– Нет. Не люди. Это были евреи, которые хотели уничтожить нас…
– Я не смею навязывать тебе своих убеждений, папа, но мне кажется, что это все пережитки… Ты сам помогаешь Израилю…
– Это дело другого рода. Я буду им помогать до тех пор, пока нам это выгодно.
– Но Дигон? Вы же…
Дорнброк положил на колено сына свою левую руку: суставы указательного пальца и мизинца были переломаны и срослись криво, и поэтому кисть отца всегда вызывала в Гансе острую жалость.
– Это мне переломал каблуками Дигон… В тюрьме… Когда я не мог защищаться…
Лицо Ганса свело судорогой, он накрыл кисть отца своей ладонью и тихо сказал:
– Ты никогда мне не говорил этого… Но ведь она дочь… Разве дочь виновата в преступлении отца?

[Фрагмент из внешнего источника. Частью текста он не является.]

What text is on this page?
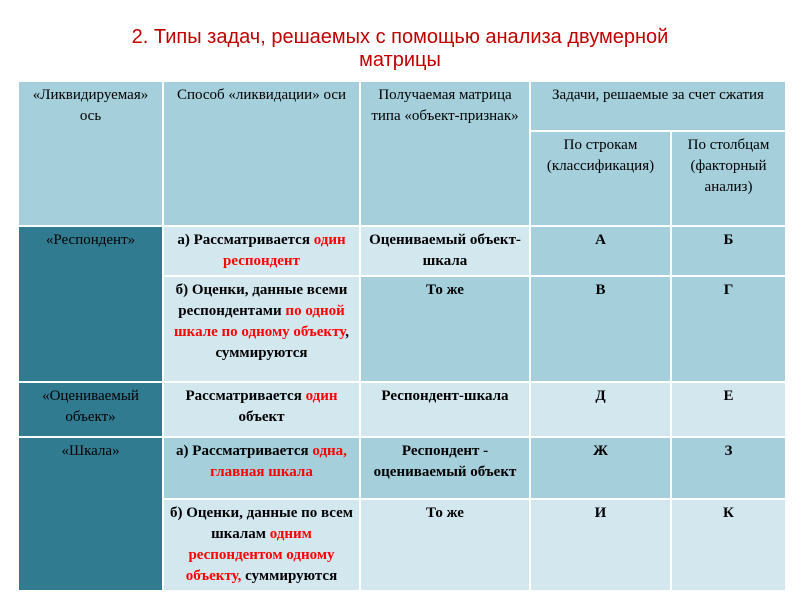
2. Типы задач, решаемых с помощью анализа двумерной
матрицы
«Ликвидируемая» ось	Способ «ликвидации» оси	Получаемая матрица типа «объект-признак»	Задачи, решаемые за счет сжатия	
			По строкам (классификация)	По столбцам (факторный анализ)
«Респондент»	а) Рассматривается один респондент	Оцениваемый объект-шкала	А	Б
	б) Оценки, данные всеми респондентами по одной шкале по одному объекту, суммируются	То же	В	Г
«Оцениваемый объект»	Рассматривается один объект	Респондент-шкала	Д	Е
«Шкала»	а) Рассматривается одна, главная шкала	Респондент - оцениваемый объект	Ж	З
	б) Оценки, данные по всем шкалам одним респондентом одному объекту, суммируются	То же	И	К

Дорнброк отрицательно покачал головой.
– Нет, – ответил он. – Она ни в чем не виновата…
– Но…
– Послушай, сынок, я знаю твою доброту, ты унаследовал ее от матери, и это хорошо – человек должен быть добрым. Но я знаю твою твердость, это ты взял у меня. Я не боюсь, что, став мужем Суламифи, ты будешь рассказывать ей о нашем с тобой деле, а тебе пора начинать работать со мной – кроме тебя, у меня нет никого… Когда за секреты дела боятся руководители, это свидетельствует об их слабости или уязвимости в отправном звене. Нам с тобой ни того, ни другого бояться не приходится… Она прелестна, и я понимаю тебя, но она дочь своего племени, а ты сын своего народа. Не делай ее несчастной, Ганс… И не доставляй мне горя – если, конечно, ты в силах выполнить эту мою просьбу. Мальчик, я тоже не люблю громких слов, но разве тебе не больно читать о том, как оккупанты из Америки насилуют немецких девушек? Разве не горько тебе видеть их танковые маневры на нашей земле? Разве ты не чувствуешь ответственности перед нацией, ты, сын Дорнброка?
Он поднялся и, сгорбившись, медленно пошел к стеклянной двери. Он ждал, что Ганс окликнет его. Но сын молчал. Тогда он обернулся и сказал:
– Сынок, я не переживу этого… Дигон решит, что мы таким коварным образом хотим получить долю Суламифи… Пощади меня, сынок… И не ломай жизнь этой девушке… Она девушка? Что же ты молчишь, Ганс? Не надо так молчать, мальчик… Если мне скажут, что ради твоей жизни нужна моя, я буду счастлив отдать мою глупую жизнь… Разве ты не убежден в этом?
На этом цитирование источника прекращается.